L'accessibilité des sites et applications de tous les services publics est une obligation légale depuis juin 2020.
Au-delà de cette obligation, Esenca invite les communes à s'engager publiquement en faveur de l'inclusion des personnes en situation de handicap en signant une charte. Pourtant, 20 communes refusent toujours de le faire.
Notre analyse réalisée en 2024 montre que ni la signature de la charte, ni l’obtention du label Handycity ne garantissent automatiquement l’accessibilité réelle des sites et applications. Cela reste vrai malgré l’engagement n°4 de la charte, “accessibilité plurielle”, qui mentionne explicitement l’accessibilité numérique.
En utilisant l’outil de référence Axe-core (EN), nous avons cette fois analysé les pages d'accueil des 20 communes réticentes. Malgré quelques progrès techniques sur les sites les plus récents, l’aspect réglementaire demeure le point faible de leur présence numérique.
Progrès techniques : une dynamique à deux vitesses
Notre audit rapide montre que l'architecture des sites web influence fortement l'accès à l'information.
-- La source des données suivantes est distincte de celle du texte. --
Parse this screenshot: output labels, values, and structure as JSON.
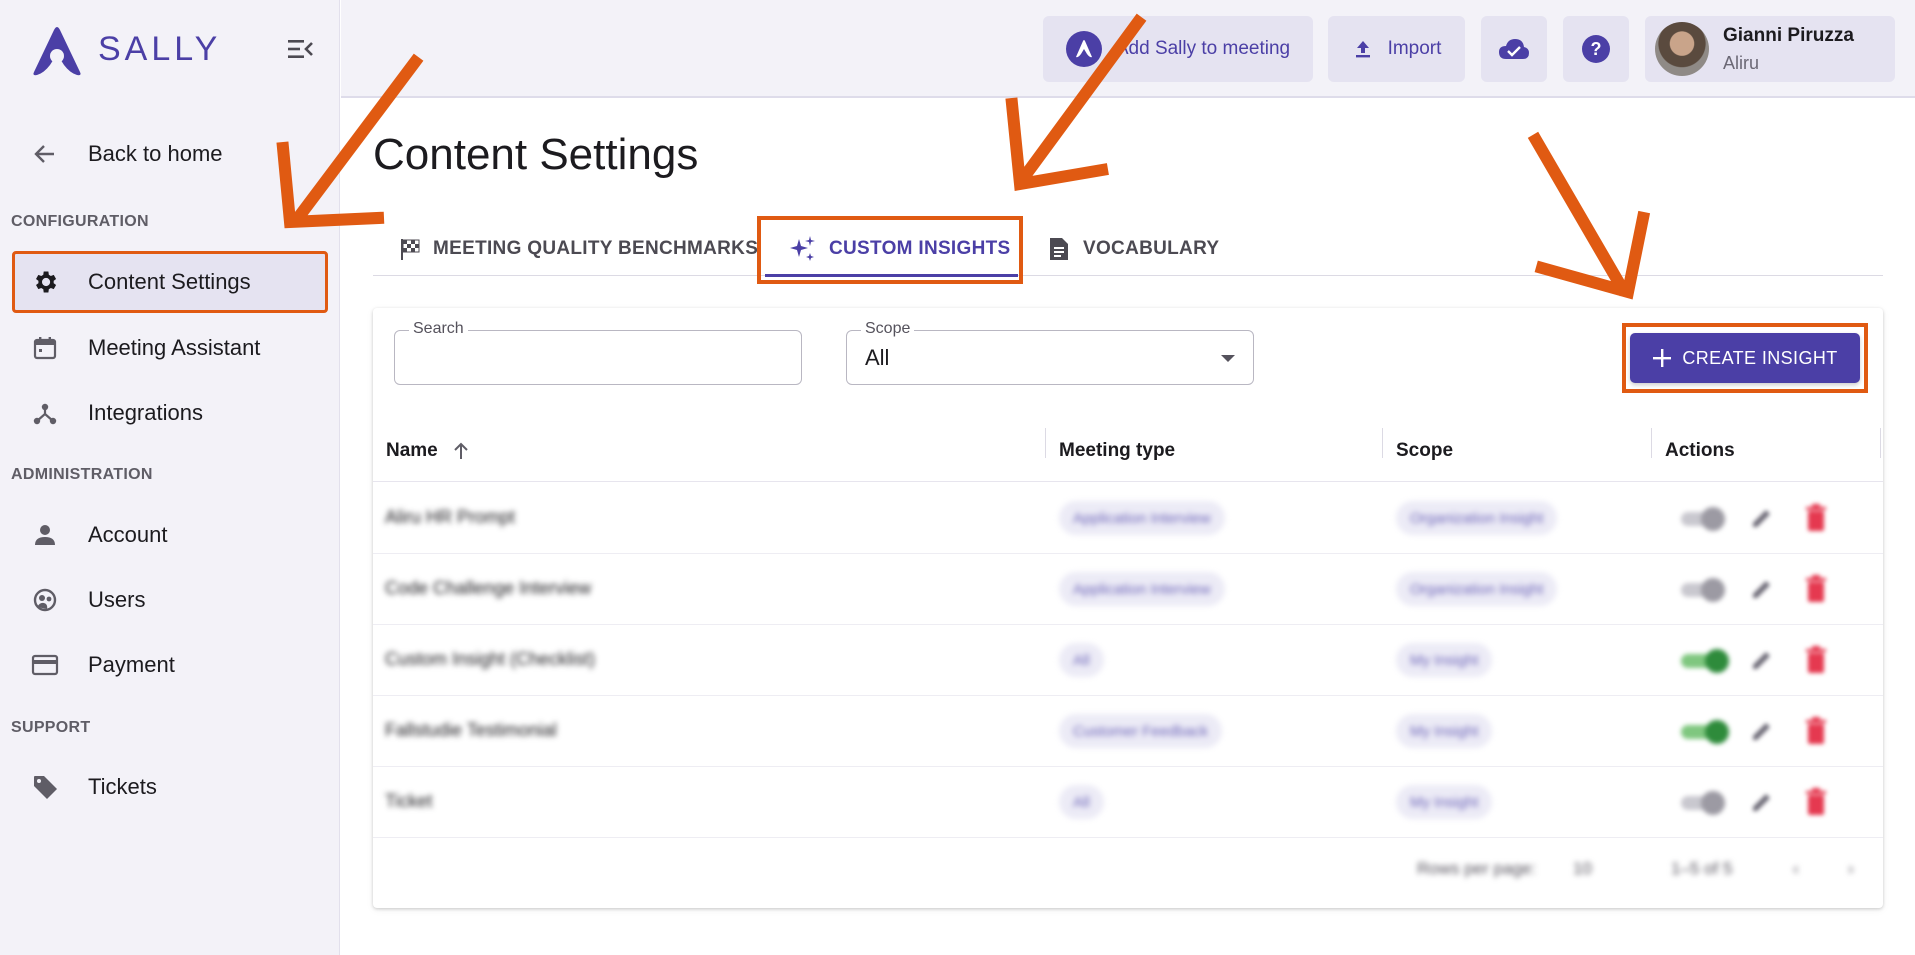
{
  "app": {
    "logo_text": "SALLY"
  },
  "topbar": {
    "add_sally_label": "Add Sally to meeting",
    "import_label": "Import",
    "user_name": "Gianni Piruzza",
    "user_org": "Aliru"
  },
  "sidebar": {
    "back_label": "Back to home",
    "sections": {
      "configuration": "CONFIGURATION",
      "administration": "ADMINISTRATION",
      "support": "SUPPORT"
    },
    "items": {
      "content_settings": "Content Settings",
      "meeting_assistant": "Meeting Assistant",
      "integrations": "Integrations",
      "account": "Account",
      "users": "Users",
      "payment": "Payment",
      "tickets": "Tickets"
    }
  },
  "page": {
    "title": "Content Settings"
  },
  "tabs": {
    "benchmarks": "MEETING QUALITY BENCHMARKS",
    "insights": "CUSTOM INSIGHTS",
    "vocabulary": "VOCABULARY"
  },
  "filters": {
    "search_label": "Search",
    "search_value": "",
    "scope_label": "Scope",
    "scope_value": "All"
  },
  "create_button": "CREATE INSIGHT",
  "table": {
    "columns": [
      "Name",
      "Meeting type",
      "Scope",
      "Actions"
    ],
    "rows": [
      {
        "name": "Aliru HR Prompt",
        "meeting_type": "Application Interview",
        "scope": "Organization Insight",
        "enabled": false
      },
      {
        "name": "Code Challenge Interview",
        "meeting_type": "Application Interview",
        "scope": "Organization Insight",
        "enabled": false
      },
      {
        "name": "Custom Insight (Checklist)",
        "meeting_type": "All",
        "scope": "My Insight",
        "enabled": true
      },
      {
        "name": "Fallstudie Testimonial",
        "meeting_type": "Customer Feedback",
        "scope": "My Insight",
        "enabled": true
      },
      {
        "name": "Ticket",
        "meeting_type": "All",
        "scope": "My Insight",
        "enabled": false
      }
    ]
  },
  "pagination": {
    "rows_per_page_label": "Rows per page:",
    "rows_per_page_value": "10",
    "range": "1–5 of 5"
  },
  "colors": {
    "brand": "#4b3fa6",
    "annotation": "#e05a12",
    "sidebar_bg": "#f3f2f8",
    "toggle_on": "#2e8b3b",
    "delete": "#e53950"
  }
}
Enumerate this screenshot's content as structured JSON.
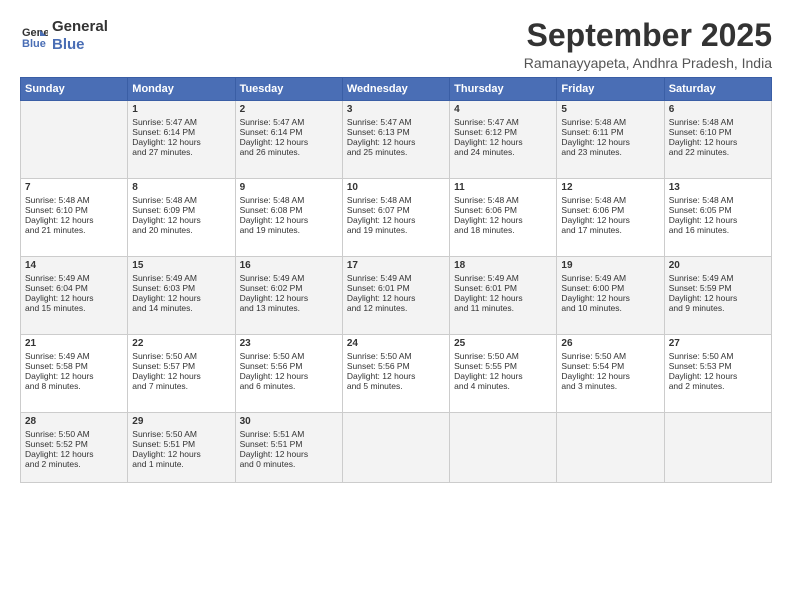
{
  "header": {
    "logo_line1": "General",
    "logo_line2": "Blue",
    "month": "September 2025",
    "location": "Ramanayyapeta, Andhra Pradesh, India"
  },
  "weekdays": [
    "Sunday",
    "Monday",
    "Tuesday",
    "Wednesday",
    "Thursday",
    "Friday",
    "Saturday"
  ],
  "weeks": [
    [
      {
        "day": "",
        "lines": []
      },
      {
        "day": "1",
        "lines": [
          "Sunrise: 5:47 AM",
          "Sunset: 6:14 PM",
          "Daylight: 12 hours",
          "and 27 minutes."
        ]
      },
      {
        "day": "2",
        "lines": [
          "Sunrise: 5:47 AM",
          "Sunset: 6:14 PM",
          "Daylight: 12 hours",
          "and 26 minutes."
        ]
      },
      {
        "day": "3",
        "lines": [
          "Sunrise: 5:47 AM",
          "Sunset: 6:13 PM",
          "Daylight: 12 hours",
          "and 25 minutes."
        ]
      },
      {
        "day": "4",
        "lines": [
          "Sunrise: 5:47 AM",
          "Sunset: 6:12 PM",
          "Daylight: 12 hours",
          "and 24 minutes."
        ]
      },
      {
        "day": "5",
        "lines": [
          "Sunrise: 5:48 AM",
          "Sunset: 6:11 PM",
          "Daylight: 12 hours",
          "and 23 minutes."
        ]
      },
      {
        "day": "6",
        "lines": [
          "Sunrise: 5:48 AM",
          "Sunset: 6:10 PM",
          "Daylight: 12 hours",
          "and 22 minutes."
        ]
      }
    ],
    [
      {
        "day": "7",
        "lines": [
          "Sunrise: 5:48 AM",
          "Sunset: 6:10 PM",
          "Daylight: 12 hours",
          "and 21 minutes."
        ]
      },
      {
        "day": "8",
        "lines": [
          "Sunrise: 5:48 AM",
          "Sunset: 6:09 PM",
          "Daylight: 12 hours",
          "and 20 minutes."
        ]
      },
      {
        "day": "9",
        "lines": [
          "Sunrise: 5:48 AM",
          "Sunset: 6:08 PM",
          "Daylight: 12 hours",
          "and 19 minutes."
        ]
      },
      {
        "day": "10",
        "lines": [
          "Sunrise: 5:48 AM",
          "Sunset: 6:07 PM",
          "Daylight: 12 hours",
          "and 19 minutes."
        ]
      },
      {
        "day": "11",
        "lines": [
          "Sunrise: 5:48 AM",
          "Sunset: 6:06 PM",
          "Daylight: 12 hours",
          "and 18 minutes."
        ]
      },
      {
        "day": "12",
        "lines": [
          "Sunrise: 5:48 AM",
          "Sunset: 6:06 PM",
          "Daylight: 12 hours",
          "and 17 minutes."
        ]
      },
      {
        "day": "13",
        "lines": [
          "Sunrise: 5:48 AM",
          "Sunset: 6:05 PM",
          "Daylight: 12 hours",
          "and 16 minutes."
        ]
      }
    ],
    [
      {
        "day": "14",
        "lines": [
          "Sunrise: 5:49 AM",
          "Sunset: 6:04 PM",
          "Daylight: 12 hours",
          "and 15 minutes."
        ]
      },
      {
        "day": "15",
        "lines": [
          "Sunrise: 5:49 AM",
          "Sunset: 6:03 PM",
          "Daylight: 12 hours",
          "and 14 minutes."
        ]
      },
      {
        "day": "16",
        "lines": [
          "Sunrise: 5:49 AM",
          "Sunset: 6:02 PM",
          "Daylight: 12 hours",
          "and 13 minutes."
        ]
      },
      {
        "day": "17",
        "lines": [
          "Sunrise: 5:49 AM",
          "Sunset: 6:01 PM",
          "Daylight: 12 hours",
          "and 12 minutes."
        ]
      },
      {
        "day": "18",
        "lines": [
          "Sunrise: 5:49 AM",
          "Sunset: 6:01 PM",
          "Daylight: 12 hours",
          "and 11 minutes."
        ]
      },
      {
        "day": "19",
        "lines": [
          "Sunrise: 5:49 AM",
          "Sunset: 6:00 PM",
          "Daylight: 12 hours",
          "and 10 minutes."
        ]
      },
      {
        "day": "20",
        "lines": [
          "Sunrise: 5:49 AM",
          "Sunset: 5:59 PM",
          "Daylight: 12 hours",
          "and 9 minutes."
        ]
      }
    ],
    [
      {
        "day": "21",
        "lines": [
          "Sunrise: 5:49 AM",
          "Sunset: 5:58 PM",
          "Daylight: 12 hours",
          "and 8 minutes."
        ]
      },
      {
        "day": "22",
        "lines": [
          "Sunrise: 5:50 AM",
          "Sunset: 5:57 PM",
          "Daylight: 12 hours",
          "and 7 minutes."
        ]
      },
      {
        "day": "23",
        "lines": [
          "Sunrise: 5:50 AM",
          "Sunset: 5:56 PM",
          "Daylight: 12 hours",
          "and 6 minutes."
        ]
      },
      {
        "day": "24",
        "lines": [
          "Sunrise: 5:50 AM",
          "Sunset: 5:56 PM",
          "Daylight: 12 hours",
          "and 5 minutes."
        ]
      },
      {
        "day": "25",
        "lines": [
          "Sunrise: 5:50 AM",
          "Sunset: 5:55 PM",
          "Daylight: 12 hours",
          "and 4 minutes."
        ]
      },
      {
        "day": "26",
        "lines": [
          "Sunrise: 5:50 AM",
          "Sunset: 5:54 PM",
          "Daylight: 12 hours",
          "and 3 minutes."
        ]
      },
      {
        "day": "27",
        "lines": [
          "Sunrise: 5:50 AM",
          "Sunset: 5:53 PM",
          "Daylight: 12 hours",
          "and 2 minutes."
        ]
      }
    ],
    [
      {
        "day": "28",
        "lines": [
          "Sunrise: 5:50 AM",
          "Sunset: 5:52 PM",
          "Daylight: 12 hours",
          "and 2 minutes."
        ]
      },
      {
        "day": "29",
        "lines": [
          "Sunrise: 5:50 AM",
          "Sunset: 5:51 PM",
          "Daylight: 12 hours",
          "and 1 minute."
        ]
      },
      {
        "day": "30",
        "lines": [
          "Sunrise: 5:51 AM",
          "Sunset: 5:51 PM",
          "Daylight: 12 hours",
          "and 0 minutes."
        ]
      },
      {
        "day": "",
        "lines": []
      },
      {
        "day": "",
        "lines": []
      },
      {
        "day": "",
        "lines": []
      },
      {
        "day": "",
        "lines": []
      }
    ]
  ]
}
Pour 12 communes (Cerfontaine, Erezée, Ferrières, Gerpinnes, Grâce-Hollogne, Merbes-le-Château, Philippeville, Quévy, Theux, Thimister-Clermont, Seraing), l'utilisation de gabarits récents et uniformisés est efficace. Avec seulement 1 ou 2 erreurs détectables automatiquement, ces sites disposent d’une base technique solide.
Pour les 8 autres (Aubel, Burg Reuland, Frasnes-Lez-Anvaing, Gouvy, Herbeumont, Jurbise, Ouffet, Walhain), les sites plus anciens présentent des erreurs urgentes à corriger pour garantir un accès équitable à tous les citoyens.
Au-delà de la technique, nous avons réalisé un audit simplifié des 12 sites les plus performants selon la méthode de l’autorité de contrôle wallonne Equal. La navigation au clavier est globalement très bonne, mais le respect des obligations de transparence n’est pas assuré.
En effet, la déclaration d'accessibilité, pourtant obligatoire, reste largement incomplète dans tous les cas. Pour être conforme, elle doit impérativement préciser :
- Le niveau de conformité atteint.
- La date du dernier audit, qui doit être récente.
- La liste des problèmes d'accessibilité encore présents.
- Les coordonnées d'une personne de contact en cas de plainte officielle.
Or aucune de ces déclarations ne contient ces quatre éléments indispensables.
Un rappel nécessaire des échéances légales
L'accessibilité numérique n'est pas un “bonus” que l’on peut reporter. Les standards de la directive européenne doivent être appliqués depuis plus de trois ans.
Nous invitons donc les 12 communes dotées d’un site récent à régulariser leur situation administrative en publiant une déclaration d'accessibilité conforme. Pour les 8 autres, une mise à jour technique s’impose afin de répondre aux standards en vigueur.
En signant la charte Esenca et en mettant leurs plateformes en conformité avec la loi, ces communes montreraient que l'inclusion numérique est une véritable priorité de leur gestion citoyenne.